Silivri Cezaevi’nde 60 gardiyanın baskı ve işkencesine maruz kalan tutuklulardan Halil Kasan’ın ailesiyle yaptığı görüşmenin ortaya çıktı: Botlarla kafamıza bastılar. ‘Kendini assana’ diye baskı uyguladılar. Bir sürü kişi daha var. Bunların zulmünden dolayı kendini öldürecekler
Silivri 5 No’lu L Tipi Kapalı Cezaevi’nde 60 gardiyanın baskı ve işkencesinin ardından yaşamına son vermek isteyen 6 tutukludan Serhan Yılmaz ile ismi öğrenilemeyen bir tutuklu yaşamını yitirdi. Tutuklu Coşkun Ağca, Abdulmenav Çetin, Halil Kasan, Tolga Okçu, Orhan Hacıoğlu, H. Masal ve Ali adlı tutuklulardan ise haber alınamıyor. Yoğun bakımda olduğu iddia edilen tutuklu Halil Kasan’ın ailesi ile yaptığı son telefon görüşmesine dair ses kayıtları ortaya çıktı.
‘Botlarla kafamıza bastılar’
6 Nisan saat 19:00 sıralarında yapılan sayım sırasında gardiyanların koğuşa gelerek bir tutukluya tokat attığını anlatan Kasan, “Ortada hiçbir şey yokken, gelip tokat atıp, hakaret ettiler. Hastalığımdan dolayı, psikolojik sorunlarımdan dolayı atak yaptım. Bu nedenle beni alıp bahçeye götürüp, orada bir ton hakarette bulundular, vurdular. Daha sonra tekrar koğuşa gelip arama ve sayım bahanesiyle bizi alıp götürdüler, vurdular. Yine aynı şekilde dayak attılar, hakaret ettiler, sakallarımızı yoldular. Sonra bizi ‘yumuşak odaya’ attılar. Botlarla kafamıza bastılar. Bize zulüm yapıyorlar. Ayrıca kendilerini haklı çıkarmak ve dava açmak için tutanak tutuyorlar” diye aktardı.

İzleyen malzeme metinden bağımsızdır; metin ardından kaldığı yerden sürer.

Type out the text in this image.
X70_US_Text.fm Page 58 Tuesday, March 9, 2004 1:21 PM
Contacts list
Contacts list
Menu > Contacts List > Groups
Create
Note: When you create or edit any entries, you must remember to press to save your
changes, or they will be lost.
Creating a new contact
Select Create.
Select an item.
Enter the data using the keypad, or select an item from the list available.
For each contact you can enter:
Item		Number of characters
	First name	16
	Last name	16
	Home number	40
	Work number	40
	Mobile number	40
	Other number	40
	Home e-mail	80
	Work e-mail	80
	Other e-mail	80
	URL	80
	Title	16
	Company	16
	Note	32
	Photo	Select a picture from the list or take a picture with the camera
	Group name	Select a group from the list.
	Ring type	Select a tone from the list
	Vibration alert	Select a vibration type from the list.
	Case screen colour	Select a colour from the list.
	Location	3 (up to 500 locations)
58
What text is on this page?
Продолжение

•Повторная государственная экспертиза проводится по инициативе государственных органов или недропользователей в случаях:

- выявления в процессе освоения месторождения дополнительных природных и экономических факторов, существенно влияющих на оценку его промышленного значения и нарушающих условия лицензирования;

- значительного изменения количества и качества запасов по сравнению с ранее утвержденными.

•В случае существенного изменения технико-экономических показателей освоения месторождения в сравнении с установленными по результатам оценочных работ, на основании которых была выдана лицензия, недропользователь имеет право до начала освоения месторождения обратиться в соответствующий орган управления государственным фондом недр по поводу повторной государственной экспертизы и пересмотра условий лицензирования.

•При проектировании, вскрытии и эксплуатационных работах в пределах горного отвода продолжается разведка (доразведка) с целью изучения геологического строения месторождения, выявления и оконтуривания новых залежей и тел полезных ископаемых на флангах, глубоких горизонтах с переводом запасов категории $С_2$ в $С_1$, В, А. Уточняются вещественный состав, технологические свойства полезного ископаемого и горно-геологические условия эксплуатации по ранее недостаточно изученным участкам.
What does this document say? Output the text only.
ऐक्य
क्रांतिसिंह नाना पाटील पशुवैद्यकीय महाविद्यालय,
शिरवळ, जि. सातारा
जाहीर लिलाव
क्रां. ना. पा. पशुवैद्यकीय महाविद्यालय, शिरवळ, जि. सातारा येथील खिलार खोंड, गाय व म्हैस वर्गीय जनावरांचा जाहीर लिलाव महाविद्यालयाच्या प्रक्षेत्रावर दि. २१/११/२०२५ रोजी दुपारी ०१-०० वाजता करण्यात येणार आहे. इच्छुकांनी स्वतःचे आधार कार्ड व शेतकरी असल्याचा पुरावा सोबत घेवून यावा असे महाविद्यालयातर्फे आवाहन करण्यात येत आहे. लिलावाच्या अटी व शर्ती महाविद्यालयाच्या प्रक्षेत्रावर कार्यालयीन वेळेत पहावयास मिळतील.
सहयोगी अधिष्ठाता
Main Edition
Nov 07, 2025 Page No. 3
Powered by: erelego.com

‘Bir ton zulüm yapıyorlar’
Gardiyanların kendisini havalandırmaya attığını, burada kendisine “Üzerinde ip var mı? Kendini öldürsen, assana” şeklinde ifadelerde bulunduğunu belirten Kasan, “Gitti ayakkabımı getirdi, ben kendimi astım. Ondan sonra yalandan gelip kurtarıyorlar. Bugün kendimizi öldüreceğiz, karar vermişiz. İntihar edeceğiz. Burada 5-6 kişi daha var, Coşkun Ağca, Orhan Hacıoğlu, Ali diye bir çocuk var, Tolga Okçu, bir sürü kişi daha var. Bunların zulmünden dolayı kendini öldürecekler. Bizi pisliğin içine atıyorlar, ekmek yok, yatak yok, bir şey yok. Bir ton zulüm yapıyor. Ben dün kendimi astım. Bana, ‘as kendini göreyim’ diyordu. Bir de bizi doktora götürdükleri esnada, ‘Eğer darp cebir alırsanız, bu dayağın bir sonraki seansı, terapisi var’ dediler. Darp cebir de aldırtmıyorlar. Biz de korkudan hiçbir şeyimiz yok diyoruz” şeklinde anlattı.
Kasan, son olarak can güvenliğinin olmadığını belirterek, avukatların gelmesini istedi.